What is the Statute of Limitations for Filing Camp Lejeune Lawsuit?

  • Two years after the enactment of the Honoring Our PACT Act of 2022, and
  • 180 days after the date which an administrative claim is denied.

What is a Mass Tort?

This is some action or omission that harms or injures a great number of people. Such examples of this kind of activity includes explosions, commercial plane crashes, and groundwater contamination due to toxic waste disposal. There are not single cases, but groupings of individual lawsuits alleging the same issues against the same defendants(s).

What is an Individual Claim?

This is a single and isolated occurrence of an event and does not include a series of related or repeated occurrence of the same event.

What Documents are Needed to File a Camp Lejeune Water Contamination Lawsuit?

  • Documents providing residence at Camp Lejeune
  • Military service records indicating dates and locations served
  • Medical records and diagnoses
  • Medical bills
  • Travel records
  • Health care information
  • Records on disability benefits or VA compensation benefits

Filing a Camp Lejeune Water Contamination Claim

The primary difference between this bill and others relating to toxic exposure is that it is inclusive and provides everyone affected by this tragedy with an opportunity for compensation. The bill permits “anyone who lived, worked, served, or was otherwise exposed at the base (including in utero exposure) at the base from August 1, 1953, to December 31, 1987, for at least 30 days, exposed to the water, and suffered injuries” to file lawsuit against the United States government. These claims will be handled like a personal injury mass tort and can only be filed in the U.S. District Court of the Eastern District of North Carolina, located in Raleigh, North Carolina.

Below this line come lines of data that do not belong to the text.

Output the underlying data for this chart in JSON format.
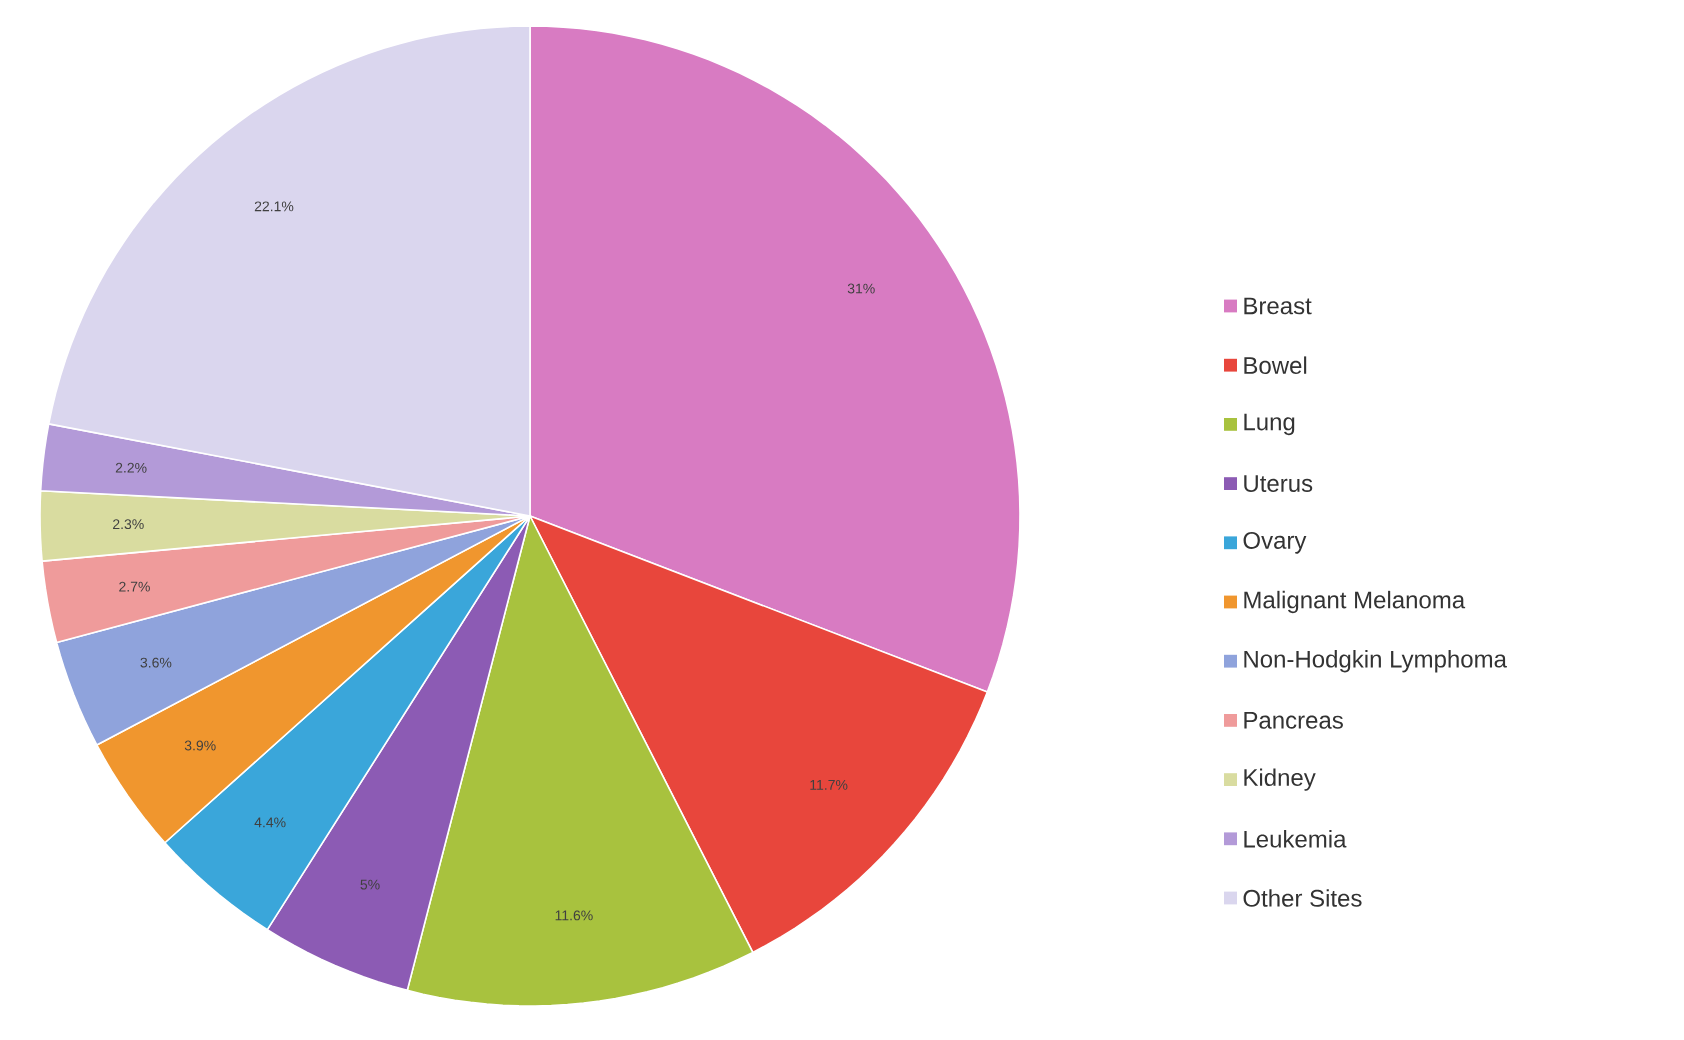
{
  "chart_data": {
    "type": "pie",
    "categories": [
      "Breast",
      "Bowel",
      "Lung",
      "Uterus",
      "Ovary",
      "Malignant Melanoma",
      "Non-Hodgkin Lymphoma",
      "Pancreas",
      "Kidney",
      "Leukemia",
      "Other Sites"
    ],
    "values": [
      31,
      11.7,
      11.6,
      5,
      4.4,
      3.9,
      3.6,
      2.7,
      2.3,
      2.2,
      22.1
    ],
    "value_labels": [
      "31%",
      "11.7%",
      "11.6%",
      "5%",
      "4.4%",
      "3.9%",
      "3.6%",
      "2.7%",
      "2.3%",
      "2.2%",
      "22.1%"
    ],
    "colors": [
      "#d87bc2",
      "#e8463c",
      "#a8c23e",
      "#8c5bb4",
      "#3aa6da",
      "#f0962e",
      "#8fa3dc",
      "#ef9b9b",
      "#d9dca0",
      "#b39ad8",
      "#dad6ee"
    ],
    "legend": "right"
  }
}
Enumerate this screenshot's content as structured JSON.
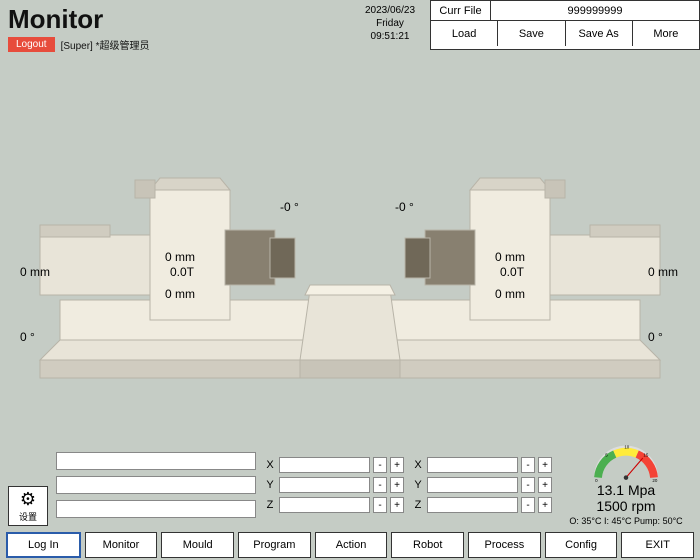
{
  "header": {
    "title": "Monitor",
    "logout": "Logout",
    "user": "[Super] *超级管理员",
    "date": "2023/06/23",
    "day": "Friday",
    "time": "09:51:21"
  },
  "file": {
    "currLabel": "Curr File",
    "currValue": "999999999",
    "buttons": [
      "Load",
      "Save",
      "Save As",
      "More"
    ]
  },
  "machine": {
    "left_outer": "0 mm",
    "left_angle_bottom": "0 °",
    "left_mm_top": "0 mm",
    "left_force": "0.0T",
    "left_mm_bottom": "0 mm",
    "center_left_angle": "-0 °",
    "center_right_angle": "-0 °",
    "right_mm_top": "0 mm",
    "right_force": "0.0T",
    "right_mm_bottom": "0 mm",
    "right_outer": "0 mm",
    "right_angle_bottom": "0 °",
    "colors": {
      "body": "#e8e4d8",
      "body_shade": "#d0ccc0",
      "dark": "#b8b4a8",
      "accent": "#888070"
    }
  },
  "xyz": {
    "left": [
      "X",
      "Y",
      "Z"
    ],
    "right": [
      "X",
      "Y",
      "Z"
    ],
    "plus": "+",
    "minus": "-"
  },
  "gauge": {
    "ticks": [
      "0",
      "5",
      "10",
      "15",
      "20"
    ],
    "pressure": "13.1 Mpa",
    "rpm": "1500 rpm",
    "temps": "O: 35°C  I: 45°C  Pump: 50°C",
    "needle_angle": 60,
    "colors": {
      "green": "#4caf50",
      "yellow": "#ffeb3b",
      "red": "#f44336",
      "bg": "#eee"
    }
  },
  "footer": {
    "buttons": [
      "Log In",
      "Monitor",
      "Mould",
      "Program",
      "Action",
      "Robot",
      "Process",
      "Config",
      "EXIT"
    ],
    "active": 0
  },
  "settings": {
    "label": "设置"
  }
}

To recover compensation under the Act, individuals and families must present evidence that is either:

  • “Sufficient to conclude that a causal relationship exists; or
  • “Sufficient to conclude that a causal relationship is at least as likely as not.”

Essentially, filing a claim is not enough. Claimants need to provide clear evidence of their right to compensation which may include studies, medical records, and other forms of documentation. Claimants will also need to provide evidence depicting the long-term costs of their or their loved one’s medical conditions.

Included in the bill is a statute of limitations to file a claim which is two years from the date of the statute’s enactment. Before a claimant can file a Camp Lejeune Water Contamination Lawsuit, they must first exhaust their administrative remedies. Once they have received their final administrative denial, a claimant will have 180 days to file their claim in court which will apply even if the two-year limitations period has expired.

An earlier version of the bill included an additional two-year statute of limitation that would have allowed claims to be filed two years after the date of discovery of a contamination-related medical condition so long as the discovery occurred after the date of enactment. However, this portion was removed from the current bill and unless the law is amended all claimants will be subjected to the same two-year limitations period.